US oil tumbled as much as 2.2% to $57.30 a barrel immediately after Trump tweeted out the firing of Bolton. Crude bounced off those lows and was recently trading around $57.75 a barrel.
“This is a knee-jerk reaction given that Bolton has been so adversarial with Iran,” said Matt Smith, director of commodity strategy at ClipperData. “With his removal, there is an expectation there won’t be as much vehemence in the tit-for-tat with Iran.”
Trump did not mention Iran in his tweet announcing Bolton’s firing. “I disagreed strongly with many of his suggestions, as did others in the Administration,” said on Twitter.
Bolton had been scheduled to deliver a briefing along with Secretary of State Mike Pompeo and Treasury Secretary Steven Mnuchin in the White House later on Tuesday.
Iran’s oil exports have plunged by about 2 million barrels per day since the summer of 2018, according to ClipperData.

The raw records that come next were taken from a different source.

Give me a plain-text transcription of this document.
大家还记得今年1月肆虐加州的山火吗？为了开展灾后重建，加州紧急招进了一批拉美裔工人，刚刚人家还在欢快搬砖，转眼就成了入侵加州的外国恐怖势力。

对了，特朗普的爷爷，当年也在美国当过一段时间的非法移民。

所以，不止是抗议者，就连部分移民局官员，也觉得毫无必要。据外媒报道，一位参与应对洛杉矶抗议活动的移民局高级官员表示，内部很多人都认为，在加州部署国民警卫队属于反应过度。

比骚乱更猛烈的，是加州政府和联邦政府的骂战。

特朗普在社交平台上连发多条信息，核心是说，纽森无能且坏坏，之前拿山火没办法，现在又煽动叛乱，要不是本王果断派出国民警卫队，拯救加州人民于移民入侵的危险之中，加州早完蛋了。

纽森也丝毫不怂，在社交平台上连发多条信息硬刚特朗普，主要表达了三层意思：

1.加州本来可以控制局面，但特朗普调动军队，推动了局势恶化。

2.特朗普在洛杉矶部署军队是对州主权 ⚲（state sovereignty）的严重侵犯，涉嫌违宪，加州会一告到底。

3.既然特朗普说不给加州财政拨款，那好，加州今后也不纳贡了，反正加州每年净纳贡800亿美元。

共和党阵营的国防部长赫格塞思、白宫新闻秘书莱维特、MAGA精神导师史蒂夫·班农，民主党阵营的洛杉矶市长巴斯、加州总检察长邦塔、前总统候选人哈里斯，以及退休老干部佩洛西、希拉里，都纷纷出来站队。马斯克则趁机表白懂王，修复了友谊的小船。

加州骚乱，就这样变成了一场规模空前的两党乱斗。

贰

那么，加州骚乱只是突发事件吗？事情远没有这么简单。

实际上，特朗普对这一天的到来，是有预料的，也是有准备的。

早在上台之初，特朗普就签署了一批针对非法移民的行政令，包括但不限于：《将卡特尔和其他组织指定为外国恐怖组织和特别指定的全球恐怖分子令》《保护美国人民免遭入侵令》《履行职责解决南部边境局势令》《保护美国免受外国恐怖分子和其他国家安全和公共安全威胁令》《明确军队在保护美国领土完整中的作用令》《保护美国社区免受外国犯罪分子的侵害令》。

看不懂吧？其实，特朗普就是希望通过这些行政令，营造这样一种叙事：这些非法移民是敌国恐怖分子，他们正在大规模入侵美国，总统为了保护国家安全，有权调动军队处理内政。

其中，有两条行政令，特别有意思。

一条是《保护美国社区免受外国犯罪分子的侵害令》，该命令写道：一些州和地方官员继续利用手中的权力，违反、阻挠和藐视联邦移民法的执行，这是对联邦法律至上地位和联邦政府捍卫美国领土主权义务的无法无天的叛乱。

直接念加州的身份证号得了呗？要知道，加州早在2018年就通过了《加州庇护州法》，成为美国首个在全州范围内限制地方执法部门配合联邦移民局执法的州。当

The sudden nature of Tuesday’s drop in oil prices likely reflects the influence of trading driven by computer algorithms.
“Algo trading is more connected to Trump’s Twitter account than actual market fundamentals,” said Smith.
The US Energy Information Administration dimmed its outlook for oil consumption on Tuesday due to concerns about the economy. The agency now expects global oil demand will increase by 900,000 barrels per day this year, potentially marking the weakest growth since at least 2011.